Here are suggestions for 12 women-friendly books for your holiday break.

Fiction

"Bluebird, or The Invention of Happiness" by Sheila Kohler. Based on the life of a French aristocrat who fled the revolution to make her life on a New York dairy farm.

"Away" by Amy Bloom. After a woman’s family is killed in a pogrom she comes to America to find hope and a missing daughter.

"The Camel Bookmobile" by Masha Hamilton, also a Women’s eNews correspondent. An American librarian encounters her own cultural ignorance when she goes to Africa to start a traveling library.

–Recommended by Jane Ciabattari, vice president of membership in the National Book Critics Circle and former chair of Women’s eNews board of directors.

Nonfiction

"The Politics of the Veil" by Joan Wallach Scott. Explores how the implied misogyny of veiling is manipulated by France to exclude immigrant communities.

"Writing in an Age of Silence" by Sara Paretsky. Mystery author reflects on writing, feminism and politics.

"Home Girls Make Some Noise!: Hip Hop Feminism Anthology" by Gwendolyn D. Pough, Aisha Durham and Elaine Richardson. Essays, poetry and prose about being young and female in the age of Lil’ Kim.

"Sisterhood, Interrupted: From Radical Women to Grrls Gone Wild" by Deborah Siegel. Explores the generation gap in women’s activism and what young women are doing to take control.

"Women Behind Bars, the Crisis of Women in the U.S. Prison System" by Silja J.A. Talvi. Women and mothers are the forgotten population affected by the incarceration crisis.

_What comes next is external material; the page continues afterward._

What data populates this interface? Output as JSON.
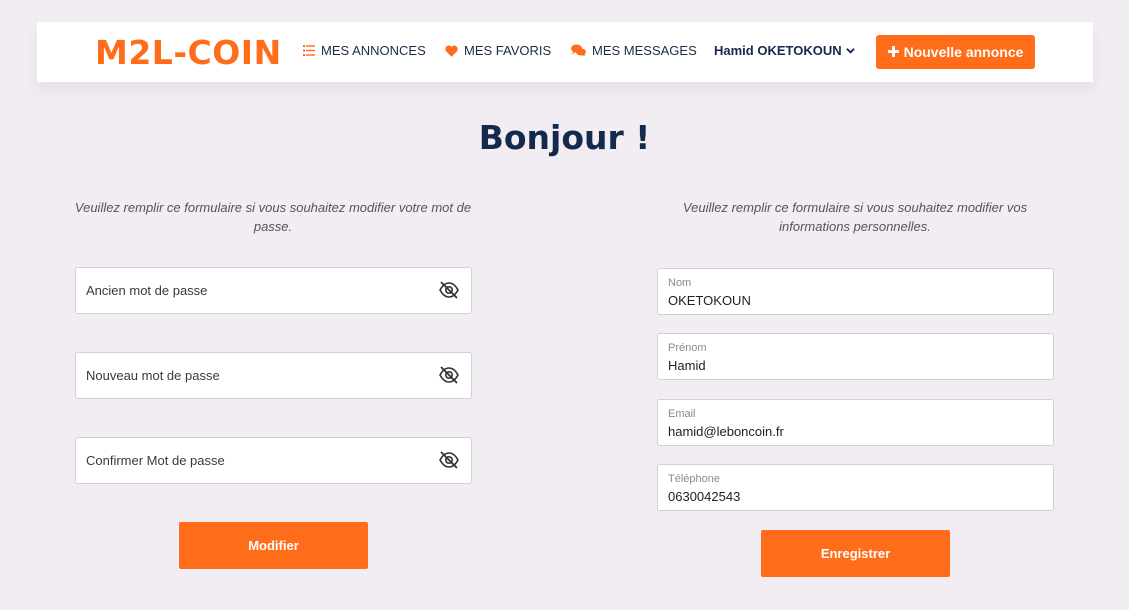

"Bella Abzug" by Suzanne Braun-Levine and Mary Thom. Biography of the pioneering feminist and politician.

–Recommended by Women’s eNews staff.

Cartoons

"Aya" by Marguerite Abouet and Clement Oubrerie. Graphic novel about a young woman coming of age in the late 1970s in Cote d’Ivoire.

"Funny Ladies: The New Yorker’s Greatest Women Cartoonists and their Cartoons" edited by cartoonist Liz Donnelly. The best of women’s wit, as seen in the pages of the famous magazine.

"Attack of the 50 ft Mikhaela" by Mikhaela B. Reid. Twenty-something cartoonist, also a Women’s eNews contributor, takes aim at sexist hypocrisy.

–Recommended by Women’s eNews staff.

Sarah M. Seltzer is a New-York based freelance writer and the editorial intern at Women’s eNews.